One such debate was the color of pure water in a white bucket. Some argued that it would be blue, even in a white bucket. Others said it was clear and thus appearing white in a white bucket. It was one of, if not the first, flamefests I saw among people in our hobby.

I originally thought that this was a trick question and probably depended on a lot of things like color blindness but I was wrong...

Depending on the experimental conditions, which have not been clarified in the OP, virtually any colour could be the correct answer.
OK you got me here. We have reverse osmosis water in a perfectly clean, white bucket. What more conditions are there?
 
Ah.

Allow me to add, then, please. On a sunny day, outside with the sun directly overhead and no shadow.
 
Nerd hat firmly in place. Check.

White is the reflection of all colors and black is absence of all color since all the wavelengths are absorbed.

Given that the bucket is not deep enough to absorb any light beyond some of the UV range (which doesn’t have a “color” since you can’t see it) you can disregard any absorption of wave lengths from the water.

RO/DI water has no TSS or turbidity so there will be no absorption or reflection of wave lengths from that.
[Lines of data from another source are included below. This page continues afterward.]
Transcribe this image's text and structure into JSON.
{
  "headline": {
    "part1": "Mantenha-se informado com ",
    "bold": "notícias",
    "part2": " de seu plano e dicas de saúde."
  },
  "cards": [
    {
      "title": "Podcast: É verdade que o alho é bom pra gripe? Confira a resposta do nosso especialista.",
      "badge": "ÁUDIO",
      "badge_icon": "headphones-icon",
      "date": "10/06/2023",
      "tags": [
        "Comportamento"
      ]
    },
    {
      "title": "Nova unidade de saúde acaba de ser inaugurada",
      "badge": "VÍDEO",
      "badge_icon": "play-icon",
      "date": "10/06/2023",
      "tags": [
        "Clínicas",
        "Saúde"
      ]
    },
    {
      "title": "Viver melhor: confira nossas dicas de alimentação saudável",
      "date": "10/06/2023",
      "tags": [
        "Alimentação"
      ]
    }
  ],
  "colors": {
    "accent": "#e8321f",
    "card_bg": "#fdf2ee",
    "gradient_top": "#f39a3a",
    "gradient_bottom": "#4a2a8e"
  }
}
Hence the bucket is white and reflects back all the light wave lengths, the water in the bucket is all the colors reflected back or “white”.

QED
🤪🤪🤪
 
Deep question. I think along the lines of what Frank said. Assuming colorless RO water in unobstructed sunlight, it should be the exact color of whatever the bucket is, right?

Under indoor lighting it would be influenced by the peculiarities of the light spectrum itself, I think
 
According to the science people on the Internet:

Pure water is typically colorless, odorless, and tasteless. However, pure water has a slight blue color that becomes deeper as the thickness of the observed sample increases. This hue is caused by selective absorption and scattering of blue light.

Purified water is water that has been mechanically filtered or processed to remove impurities and make it suitable for use. The real color of water is light blue/cyan.

This is due to so-called overtones of water, several of which exist in the visible (yellow-orange) range of light, at 605 and 660 nm, as well as some at 740–760 nm, which are just outside of the visible range. The absorption of yellow-orange light will lead to us registering the color as the complementary colour, namely blue.

So to all those people who intrinsically paint water is blue: You’re doing it right!